Robin
I came around the corner to see someone had dumped a clumsily nested stack of kitchen trashcans on the edge of the lot behind our house. Different colors and sizes.
The lot was also our property, former location of a no-tell Motel back when the clubs were popular down here.
When I looked up from the trashcans, I saw more stuff deeper into the lot, and someone sleeping in the grass, covered by clothes.
The lot is narrow and lined by small trees on both sides which gives it a tranquil, sheltering feel.
As I walked over to the sleeping person, I saw more stuff: two bicycles, a red plastic wagon, bags of clothes.
"Good morning," I said to the covered form. They stirred and pulled the jacket off their face.
It was Robin. Robin had been hanging around the neighborhood for a couple of months. We had run her off the derelict property across the street about a month before. She was stocky, fit-looking, with a curly blonde Mohawk.
I'm sorry, but you need to go, I told her. She agreed, and I walked away with our dog. Once back inside, I told my wife. As my wife left to work, Robin was still sleeping there, so we both went to tell her she needed to leave.
Robin's tactic was usually to try to engage and keep the person talking until she either wore them down or they went away. It's a pretty common tactic and we'd seen it before, so we only repeated that she needed to leave.

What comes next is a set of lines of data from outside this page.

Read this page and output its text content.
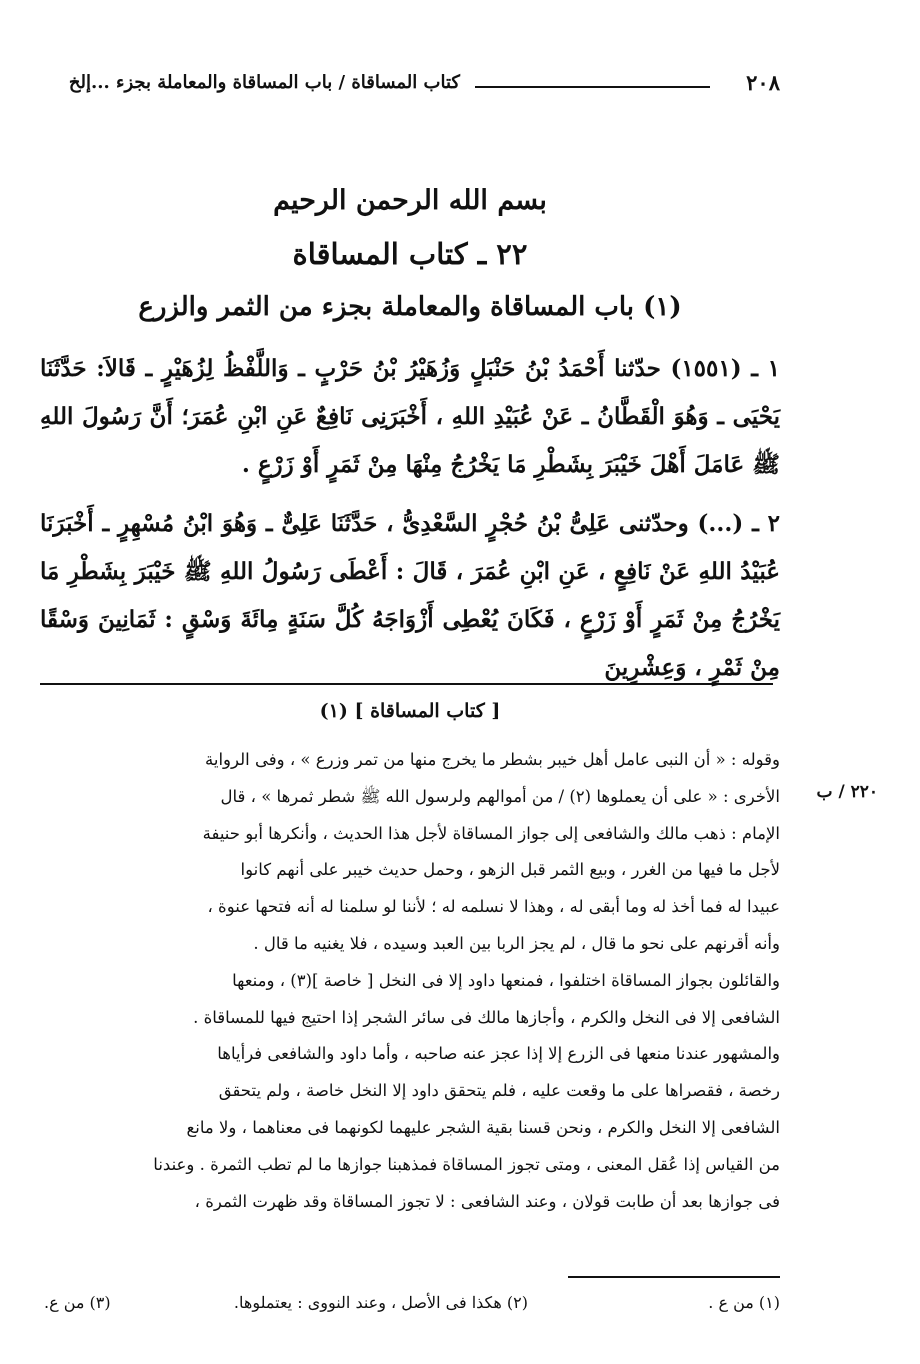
٢٠٨
كتاب المساقاة / باب المساقاة والمعاملة بجزء ...إلخ
بسم الله الرحمن الرحيم
٢٢ ـ كتاب المساقاة
(١) باب المساقاة والمعاملة بجزء من الثمر والزرع
١ ـ (١٥٥١) حدّثنا أَحْمَدُ بْنُ حَنْبَلٍ وَزُهَيْرُ بْنُ حَرْبٍ ـ وَاللَّفْظُ لِزُهَيْرٍ ـ قَالاَ: حَدَّثَنَا يَحْيَى ـ وَهُوَ الْقَطَّانُ ـ عَنْ عُبَيْدِ اللهِ ، أَخْبَرَنِى نَافِعٌ عَنِ ابْنِ عُمَرَ؛ أَنَّ رَسُولَ اللهِ ﷺ عَامَلَ أَهْلَ خَيْبَرَ بِشَطْرِ مَا يَخْرُجُ مِنْهَا مِنْ ثَمَرٍ أَوْ زَرْعٍ .
٢ ـ (...) وحدّثنى عَلِىُّ بْنُ حُجْرٍ السَّعْدِىُّ ، حَدَّثَنَا عَلِىٌّ ـ وَهُوَ ابْنُ مُسْهِرٍ ـ أَخْبَرَنَا عُبَيْدُ اللهِ عَنْ نَافِعٍ ، عَنِ ابْنِ عُمَرَ ، قَالَ : أَعْطَى رَسُولُ اللهِ ﷺ خَيْبَرَ بِشَطْرِ مَا يَخْرُجُ مِنْ ثَمَرٍ أَوْ زَرْعٍ ، فَكَانَ يُعْطِى أَزْوَاجَهُ كُلَّ سَنَةٍ مِائَةَ وَسْقٍ : ثَمَانِينَ وَسْقًا مِنْ ثَمْرٍ ، وَعِشْرِينَ
[ كتاب المساقاة ] (١)
٢٢٠ / ب
وقوله : « أن النبى عامل أهل خيبر بشطر ما يخرج منها من تمر وزرع » ، وفى الرواية
الأخرى : « على أن يعملوها (٢) / من أموالهم ولرسول الله ﷺ شطر ثمرها » ، قال
الإمام : ذهب مالك والشافعى إلى جواز المساقاة لأجل هذا الحديث ، وأنكرها أبو حنيفة
لأجل ما فيها من الغرر ، وبيع الثمر قبل الزهو ، وحمل حديث خيبر على أنهم كانوا
عبيدا له فما أخذ له وما أبقى له ، وهذا لا نسلمه له ؛ لأننا لو سلمنا له أنه فتحها عنوة ،
وأنه أقرنهم على نحو ما قال ، لم يجز الربا بين العبد وسيده ، فلا يغنيه ما قال .
والقائلون بجواز المساقاة اختلفوا ، فمنعها داود إلا فى النخل [ خاصة ](٣) ، ومنعها
الشافعى إلا فى النخل والكرم ، وأجازها مالك فى سائر الشجر إذا احتيج فيها للمساقاة .
والمشهور عندنا منعها فى الزرع إلا إذا عجز عنه صاحبه ، وأما داود والشافعى فرأياها
رخصة ، فقصراها على ما وقعت عليه ، فلم يتحقق داود إلا النخل خاصة ، ولم يتحقق
الشافعى إلا النخل والكرم ، ونحن قسنا بقية الشجر عليهما لكونهما فى معناهما ، ولا مانع
من القياس إذا عُقل المعنى ، ومتى تجوز المساقاة فمذهبنا جوازها ما لم تطب الثمرة . وعندنا
فى جوازها بعد أن طابت قولان ، وعند الشافعى : لا تجوز المساقاة وقد ظهرت الثمرة ،
(١) من ع .
(٢) هكذا فى الأصل ، وعند النووى : يعتملوها.
(٣) من ع.
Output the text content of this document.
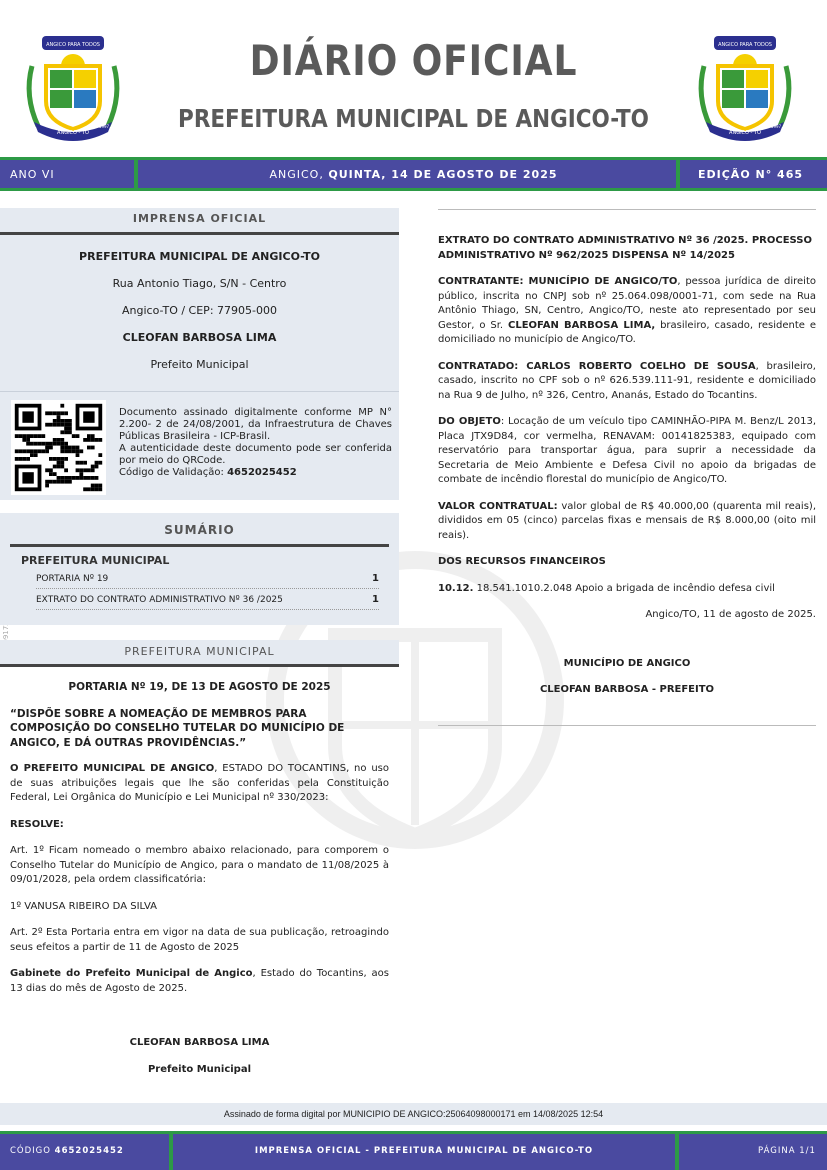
ANGICO PARA TODOS
ANGICO - TO
1997
ANGICO PARA TODOS
ANGICO - TO
1997
DIÁRIO OFICIAL
PREFEITURA MUNICIPAL DE ANGICO-TO
ANO VI	ANGICO, QUINTA, 14 DE AGOSTO DE 2025	EDIÇÃO N° 465
IMPRENSA OFICIAL

PREFEITURA MUNICIPAL DE ANGICO-TO

Rua Antonio Tiago, S/N - Centro

Angico-TO / CEP: 77905-000

CLEOFAN BARBOSA LIMA

Prefeito Municipal

Documento assinado digitalmente conforme MP N° 2.200- 2 de 24/08/2001, da Infraestrutura de Chaves Públicas Brasileira - ICP-Brasil.

A autenticidade deste documento pode ser conferida por meio do QRCode.

Código de Validação: 4652025452

SUMÁRIO
PREFEITURA MUNICIPAL
PORTARIA Nº 19	1
EXTRATO DO CONTRATO ADMINISTRATIVO Nº 36 /2025	1
PREFEITURA MUNICIPAL

PORTARIA Nº 19, DE 13 DE AGOSTO DE 2025

“DISPÕE SOBRE A NOMEAÇÃO DE MEMBROS PARA COMPOSIÇÃO DO CONSELHO TUTELAR DO MUNICÍPIO DE ANGICO, E DÁ OUTRAS PROVIDÊNCIAS.”

O PREFEITO MUNICIPAL DE ANGICO, ESTADO DO TOCANTINS, no uso de suas atribuições legais que lhe são conferidas pela Constituição Federal, Lei Orgânica do Município e Lei Municipal nº 330/2023:

RESOLVE:

Art. 1º Ficam nomeado o membro abaixo relacionado, para comporem o Conselho Tutelar do Município de Angico, para o mandato de 11/08/2025 à 09/01/2028, pela ordem classificatória:

1º VANUSA RIBEIRO DA SILVA

Art. 2º Esta Portaria entra em vigor na data de sua publicação, retroagindo seus efeitos a partir de 11 de Agosto de 2025

Gabinete do Prefeito Municipal de Angico, Estado do Tocantins, aos 13 dias do mês de Agosto de 2025.

CLEOFAN BARBOSA LIMA

Prefeito Municipal

EXTRATO DO CONTRATO ADMINISTRATIVO Nº 36 /2025. PROCESSO ADMINISTRATIVO Nº 962/2025 DISPENSA Nº 14/2025

CONTRATANTE: MUNICÍPIO DE ANGICO/TO, pessoa jurídica de direito público, inscrita no CNPJ sob nº 25.064.098/0001-71, com sede na Rua Antônio Thiago, SN, Centro, Angico/TO, neste ato representado por seu Gestor, o Sr. CLEOFAN BARBOSA LIMA, brasileiro, casado, residente e domiciliado no município de Angico/TO.

CONTRATADO: CARLOS ROBERTO COELHO DE SOUSA, brasileiro, casado, inscrito no CPF sob o nº 626.539.111-91, residente e domiciliado na Rua 9 de Julho, nº 326, Centro, Ananás, Estado do Tocantins.

DO OBJETO: Locação de um veículo tipo CAMINHÃO-PIPA M. Benz/L 2013, Placa JTX9D84, cor vermelha, RENAVAM: 00141825383, equipado com reservatório para transportar água, para suprir a necessidade da Secretaria de Meio Ambiente e Defesa Civil no apoio da brigadas de combate de incêndio florestal do município de Angico/TO.

VALOR CONTRATUAL: valor global de R$ 40.000,00 (quarenta mil reais), divididos em 05 (cinco) parcelas fixas e mensais de R$ 8.000,00 (oito mil reais).

DOS RECURSOS FINANCEIROS

10.12. 18.541.1010.2.048 Apoio a brigada de incêndio defesa civil

Angico/TO, 11 de agosto de 2025.

MUNICÍPIO DE ANGICO

CLEOFAN BARBOSA - PREFEITO

Assinado de forma digital por MUNICIPIO DE ANGICO:25064098000171 em 14/08/2025 12:54
CÓDIGO 4652025452	IMPRENSA OFICIAL - PREFEITURA MUNICIPAL DE ANGICO-TO	PÁGINA 1/1
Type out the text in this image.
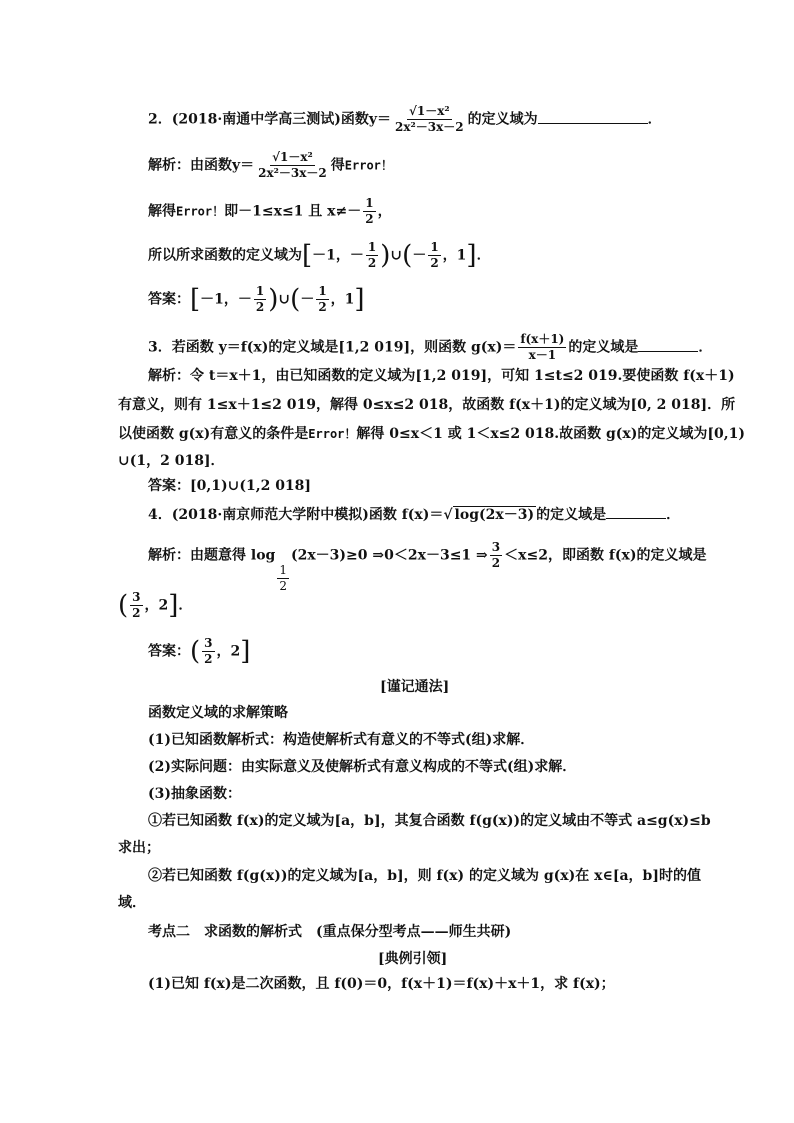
2．(2018·南通中学高三测试)函数$y= \frac{\text{√1－x²}}{\text{2x²－3x－2}}$ 的定义域为	．
解析：由函数$y= \frac{\text{√1－x²}}{\text{2x²－3x－2}}$ 得Error！
解得Error！即－1≤x≤1 且 $x\ne- \frac{1}{2}$ ，
所以所求函数的定义域为[－1，－ $\frac{1}{2}$ )∪(－ $\frac{1}{2}$ ，1]．
答案：[－1，－ $\frac{1}{2}$ )∪(－ $\frac{1}{2}$ ，1]
3．若函数 y＝f(x)的定义域是[1,2 019]，则函数 $g(x)= \frac{f(x+1)}{x-1}$ 的定义域是	．
解析：令 t＝x＋1，由已知函数的定义域为[1,2 019]，可知 1≤t≤2 019.要使函数 f(x＋1)
有意义，则有 1≤x＋1≤2 019，解得 0≤x≤2 018，故函数 f(x＋1)的定义域为[0, 2 018]．所
以使函数 g(x)有意义的条件是Error！解得 0≤x＜1 或 1＜x≤2 018.故函数 g(x)的定义域为[0,1)
∪(1，2 018]．
答案：[0,1)∪(1,2 018]
4．(2018·南京师范大学附中模拟)函数 f(x)＝√ log(2x－3) 的定义域是	．
解析：由题意得 log
$\frac{1}{2}$
(2x－3)≥0 ⇒0＜2x－3≤1 ⇒ $\frac{3}{2} <x\le 2$，即函数 f(x)的定义域是
( $\frac{3}{2}$ ，2]．
答案：( $\frac{3}{2}$ ，2]
[谨记通法]
函数定义域的求解策略
(1)已知函数解析式：构造使解析式有意义的不等式(组)求解．
(2)实际问题：由实际意义及使解析式有意义构成的不等式(组)求解．
(3)抽象函数：
①若已知函数 f(x)的定义域为[a，b]，其复合函数 f(g(x))的定义域由不等式 a≤g(x)≤b
求出；
②若已知函数 f(g(x))的定义域为[a，b]，则 f(x) 的定义域为 g(x)在 x∈[a，b]时的值
域．
考点二　求函数的解析式　(重点保分型考点——师生共研)
[典例引领]
(1)已知 f(x)是二次函数，且 f(0)＝0，f(x＋1)＝f(x)＋x＋1，求 f(x)；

When her stalling didn't work, Robin got angry. She walked all her belongings across the street to the place we had run her off from before. The farther away she got, the louder and more scathing her invective grew. Calling my ethnically Vietnamese wife a mail-order bride from across the street, but descending to sad invocations against fate as she walked back to get more of her things.
We've grown a thick skin about these things, and know that for her it's not necessarily even personal but just a reaction to the cruelty and indifference to her misfortune that our country and city show her.
We show it too, but we also know from experience that letting them camp on our property opens the door to open drug use and everything else.